Key Laboratory of Efficacy Evaluation of New Drug Candidate, Liaoning Province; Department of Pharmacology, Shenyang Pharmaceutical University, Shenyang, Liaoning 110016, China.
Key Laboratory of Computational Chemistry Based Natural Antitumor Drug Research & Development, Liaoning Province; Engineering Research Center of Natural Medicine Active Molecule Research & Development, Liaoning Province; Key Laboratory of Natural Bioactive Compounds Discovery & Modification, Shenyang; School of Traditional Chinese Materia Medica, Shenyang Pharmaceutical University, Shenyang, Liaoning 110016, China.

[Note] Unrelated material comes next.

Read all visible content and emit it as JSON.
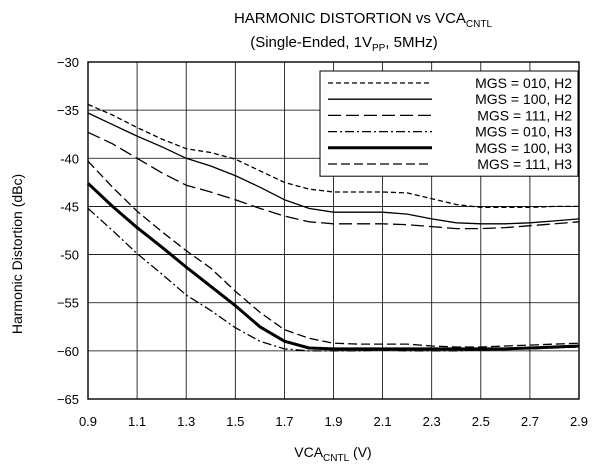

Pharmacol Ther. 2024 Nov;263:108721. doi: 10.1016/j.pharmthera.2024.108721. Epub 2024 Sep 14.
Ischaemic stroke (IS) is the second leading cause of death and a major cause of disability worldwide. Currently, the clinical management of IS still depends on restoring blood flow via pharmacological thrombolysis or mechanical thrombectomy, with accompanying disadvantages of narrow therapeutic time window and risk of haemorrhagic transformation. Thus, novel pathophysiological mechanisms and targeted therapeutic candidates are urgently needed. The autophagy-lysosomal pathway (ALP), as a dynamic cellular lysosome-based degradative process, has been comprehensively studied in recent decades, including its upstream regulatory mechanisms and its role in mediating neuronal fate after IS. Importantly, increasing evidence has shown that IS can lead to lysosomal dysfunction, such as lysosomal membrane permeabilization, impaired lysosomal acidity, lysosomal storage disorder, and dysfunctional lysosomal ion homeostasis, which are involved in the IS-mediated defects in ALP function. There is tightly regulated crosstalk between transcription factor EB (TFEB), mammalian target of rapamycin (mTOR) and lysosomal function, but their relationship remains to be systematically summarized. Notably, a growing body of evidence emphasizes the benefits of naturally derived compounds in the treatment of IS via modulation of ALP function. However, little is known about the roles of natural compounds as modulators of lysosomes in the treatment of IS. Therefore, in this context, we provide an overview of the current understanding of the mechanisms underlying IS-mediated ALP dysfunction, from a lysosomal perspective. We also provide an update on the effect of natural compounds on IS, according to their chemical structural types, in different experimental stroke models, cerebral regions and cell types, with a primary focus on lysosomes and autophagy initiation. This review aims to highlight the therapeutic potential of natural compounds that target lysosomal and ALP function for IS treatment.
缺血性脑卒中(IS)是全球范围内第二大致死原因和主要致残原因。目前,IS 的临床治疗仍然依赖于通过药理学溶栓或机械取栓来恢复血流,但其伴随的治疗时间窗狭窄和出血转化风险等缺点。因此,迫切需要新的病理生理机制和靶向治疗候选物。自噬溶酶体途径(ALP)作为一个动态的细胞溶酶体降解过程,在最近几十年得到了全面研究,包括其上游调节机制及其在 IS 后介导神经元命运中的作用。重要的是,越来越多的证据表明,IS 可导致溶酶体功能障碍,如溶酶体膜通透性增加、溶酶体酸度受损、溶酶体储存障碍和功能失调的溶酶体离子稳态,这些都与 IS 介导的 ALP 功能缺陷有关。转录因子 EB(TFEB)、哺乳动物雷帕霉素靶蛋白(mTOR)和溶酶体功能之间存在着严格调控的串扰,但它们之间的关系仍有待系统总结。值得注意的是,越来越多的证据强调了天然化合物通过调节 ALP 功能在治疗 IS 中的益处。然而,关于天然化合物作为 IS 治疗中溶酶体调节剂的作用知之甚少。因此,在这种情况下,我们从溶酶体的角度概述了目前对 IS 介导的 ALP 功能障碍机制的理解。我们还根据其化学结构类型,在不同的实验性中风模型、脑区和细胞类型中,更新了天然化合物对 IS 的影响,主要关注溶酶体和自噬起始。本综述旨在强调针对溶酶体和 ALP 功能的天然化合物在 IS 治疗中的治疗潜力。